TJMG 5000092-72.2020.8.13.0447
CIVILDIREITO CIVIL E PROCESSUAL CIVIL - APELAÇÃO CÍVEL - AÇÃO DECLARATÓRIA DE INEXISTÊNCIA DE DÉBITO C/C RESTITUIÇÃO DE VALORES E INDENIZAÇÃO POR DANO MORAL - ALEGADA AÇÃO CRIMINOSA - COMPRAS DITAS EFETUADAS COM CARTÕES POR TERCEIROS - PRÁTICA DE ESTELIONATO - NÃO COMPROVAÇÃO - ÔNUS DA PROVA - FATO CONSTITUTIVO DO DIREITO DO AUTOR - INTELIGÊNCIA DO ARTIGO 373, INCISO I, DO CÓDIGO DE PROCESSO CIVIL - CONSUMIDOR QUE EFETUA A ENTREGA DE CARTÃO A TERCEIRO FORA DO ESTABELECIMENTO DA PARTE RÉ - UTILIZAÇÃO, PELOS DITOS FRAUDADORES, DO PLÁSTICO PARA COMPRAS EFETUADAS - DEVER MÍNIMO DE CUIDADO - INOBSERVÂNCIA - RESPONSABILIDADE CIVIL OBJETIVA DA INSTITUIÇÃO FINANCEIRA - EXCLUSÃO - INTELIGÊNCIA DO ART. 14, § 3.º, INCISOS I E II, DO CDC - DEFEITO NA PRESTAÇÃO DO SERVIÇO - INEXISTÊNCIA - RESPONSABILIDADE DA INSTITUIÇÃO BANCÁRIA E DA ADMINISTRADORA DO CARTÃO POR OMISSÃO NA TOMADA DE MEDIDAS DE SEGURANÇA DO CORRENTISTA - NÃO CARACTERIZAÇÃO - DEVER DE RESTITUIR - INEXISTÊNCIA - PEDIDO IMPROCEDENTE.

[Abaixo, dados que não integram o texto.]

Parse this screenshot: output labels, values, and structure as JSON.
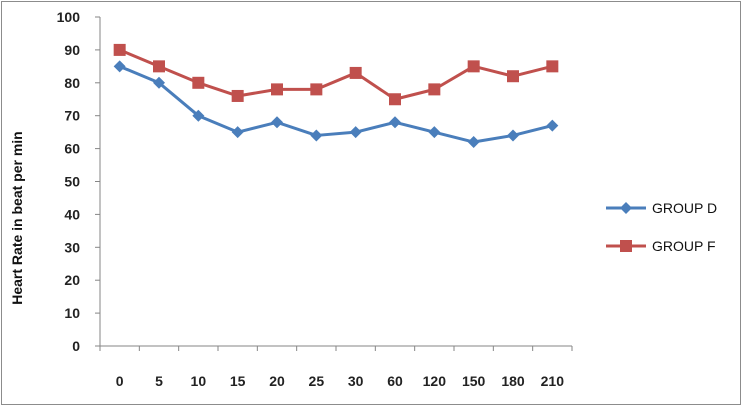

- Incumbe ao autor o ônus da prova em relação aos fatos constitutivos de seu direito, nos termos do artigo 373, inciso I, do Código de Processo Civil.
- Inexistindo comprovação de que tenha o Autor, de fato, sido vítima de estelionato praticado por terceiros, não há como se considerar que as compras realizadas com seu cartão de crédito tenham decorrido de falha nas medidas de segurança adotadas pela instituição financeira e pela administradora do cartão.
- Caracteriza-se a causa excludente de responsabilidade do fornecedor - prevista no artigo 14, §3.º, inciso II, do CDC - relativa à culpa exclusiva do consumidor e de terceiro se este entrega para terceiro desconhecido seu cartão de crédito, fora do estabelecimento da parte ré, colocando-se em situação de evidente risco de prejuízo.